Cells are often compared to miniature cities, each with its own infrastructure. The nucleus functions like city hall, mitochondria act as power plants and the endoplasmic reticulum (ER) serves as the industrial hub where proteins are produced and folded. When that system falters, the results can threaten cell survival.
Susan Logue, associate professor in the department of human anatomy and cell science at the U of M and Canada research chair in cell stress and inflammation, studies what happens when the ER comes under strain. Her lab focuses on a cellular emergency system called the unfolded protein response (UPR).
“The job of the unfolded protein response is to try and help reduce the level of unfolded proteins and to allow the endoplasmic reticulum to go back to normal,” Logue said. In healthy cells, this response switches on briefly to support ER function. However, in diseased cells, particularly cancer cells, the same process can be hijacked to promote the survival and growth of the cancer cells.
One area where this is especially relevant is triple negative breast cancer, an aggressive form of the disease that lacks targeted therapies. “Unlike many forms of breast cancer, there are few targeted therapies for triple negative breast cancer,” Logue explained. “So, it’s very important that we come up with new ways to help treat this disease.”
Her lab is investigating whether elements of the UPR could provide such a pathway. By studying the ER’s stress response in cancer cells, researchers hope to identify vulnerabilities that could be targeted with new drugs.
Much of the team’s work focuses on “three central receptors or ‘controllers’ called IRE1, PERK and ATF6.” These proteins act as control points, managing how cells respond when protein folding goes awry. “There’s been a lot of time and money spent on trying to come up with drugs to switch off IRE1, PERK and ATF6,” Logue said. One drug that inhibits IRE1 has already shown promise in preclinical models, especially when combined with chemotherapy.
Her lab recently asked what happens when one of these pathways is shut down. Their findings, published in Cell Death and Disease, revealed that inhibiting IRE1 also reduced PERK expression. This suggested that the pathways communicate more closely than previously thought, and that blocking one could weaken another. The group is now expanding this work. Early experiments suggest ATF6 also interacts with IRE1, deepening the picture of how these signalling systems cooperate under stress. Logue’s team is developing breast cancer cell lines that can switch parts of the UPR on or off, allowing them to study how these changes affect cancer cell growth, cell mobility and drug resistance.
While her lab does not design therapies directly, the goal is to provide the knowledge that others can build on.
She emphasized the importance of research as a team effort. Advances in medicine are often the result of many labs contributing different pieces of the puzzle over years of work.
“Aside from scientific findings, I also want my lab to be a productive and supportive training ground offering students the opportunity to gain research skills that they can take forward in their own careers,” she said.

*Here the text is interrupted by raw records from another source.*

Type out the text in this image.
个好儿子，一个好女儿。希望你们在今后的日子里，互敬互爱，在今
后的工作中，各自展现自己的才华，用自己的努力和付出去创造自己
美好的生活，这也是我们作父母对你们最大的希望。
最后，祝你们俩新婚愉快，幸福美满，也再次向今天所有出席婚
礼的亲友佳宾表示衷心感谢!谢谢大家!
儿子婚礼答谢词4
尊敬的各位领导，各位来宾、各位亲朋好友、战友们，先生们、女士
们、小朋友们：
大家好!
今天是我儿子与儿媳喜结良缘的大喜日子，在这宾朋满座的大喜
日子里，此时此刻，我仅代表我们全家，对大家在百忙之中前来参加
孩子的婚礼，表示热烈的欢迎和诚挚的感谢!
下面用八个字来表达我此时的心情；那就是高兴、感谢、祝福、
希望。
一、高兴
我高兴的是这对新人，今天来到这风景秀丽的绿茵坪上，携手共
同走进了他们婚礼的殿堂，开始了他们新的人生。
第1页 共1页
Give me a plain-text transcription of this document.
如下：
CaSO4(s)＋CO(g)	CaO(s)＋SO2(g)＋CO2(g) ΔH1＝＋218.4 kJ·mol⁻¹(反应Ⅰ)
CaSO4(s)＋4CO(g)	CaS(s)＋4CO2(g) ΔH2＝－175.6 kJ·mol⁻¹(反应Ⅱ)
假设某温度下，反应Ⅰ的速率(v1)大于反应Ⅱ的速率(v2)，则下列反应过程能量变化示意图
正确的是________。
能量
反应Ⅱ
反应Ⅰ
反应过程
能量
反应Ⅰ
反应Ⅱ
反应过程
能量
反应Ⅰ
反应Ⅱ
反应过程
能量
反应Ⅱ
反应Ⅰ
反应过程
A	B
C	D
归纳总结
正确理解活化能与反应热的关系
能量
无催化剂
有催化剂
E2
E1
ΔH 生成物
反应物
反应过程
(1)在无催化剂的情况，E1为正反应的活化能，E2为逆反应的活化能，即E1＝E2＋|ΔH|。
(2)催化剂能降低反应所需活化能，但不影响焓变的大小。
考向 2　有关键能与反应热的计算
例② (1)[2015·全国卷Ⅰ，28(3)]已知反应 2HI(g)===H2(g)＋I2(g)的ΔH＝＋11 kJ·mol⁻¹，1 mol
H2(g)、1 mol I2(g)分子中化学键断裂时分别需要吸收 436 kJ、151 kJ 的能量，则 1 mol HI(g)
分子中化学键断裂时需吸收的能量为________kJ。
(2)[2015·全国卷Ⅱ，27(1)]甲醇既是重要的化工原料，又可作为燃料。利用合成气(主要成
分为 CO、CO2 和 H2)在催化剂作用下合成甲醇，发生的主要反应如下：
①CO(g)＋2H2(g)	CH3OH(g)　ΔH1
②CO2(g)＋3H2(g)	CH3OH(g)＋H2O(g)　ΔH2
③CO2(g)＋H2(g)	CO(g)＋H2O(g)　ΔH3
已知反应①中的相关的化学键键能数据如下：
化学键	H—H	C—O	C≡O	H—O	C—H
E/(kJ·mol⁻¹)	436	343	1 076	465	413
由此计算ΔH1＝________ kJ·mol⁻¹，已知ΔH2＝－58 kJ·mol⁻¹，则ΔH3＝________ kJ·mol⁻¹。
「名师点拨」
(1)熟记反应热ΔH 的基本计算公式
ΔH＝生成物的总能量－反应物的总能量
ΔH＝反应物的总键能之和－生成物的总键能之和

For students considering research, Logue’s advice is straightforward — “The only real way to know if research is something for you is to get into a lab and try it out.”
Logue also highlighted the intricacy of cell biology. “What I really loved about cell signalling was [that] it’s like a game of chess. You make one move, the cell makes another move,” she said. The challenge, she noted, is part of what makes the work rewarding.
By decoding how cells respond to stress, Logue and her team are helping lay the groundwork for treatments that could one day improve outcomes for breast cancer patients.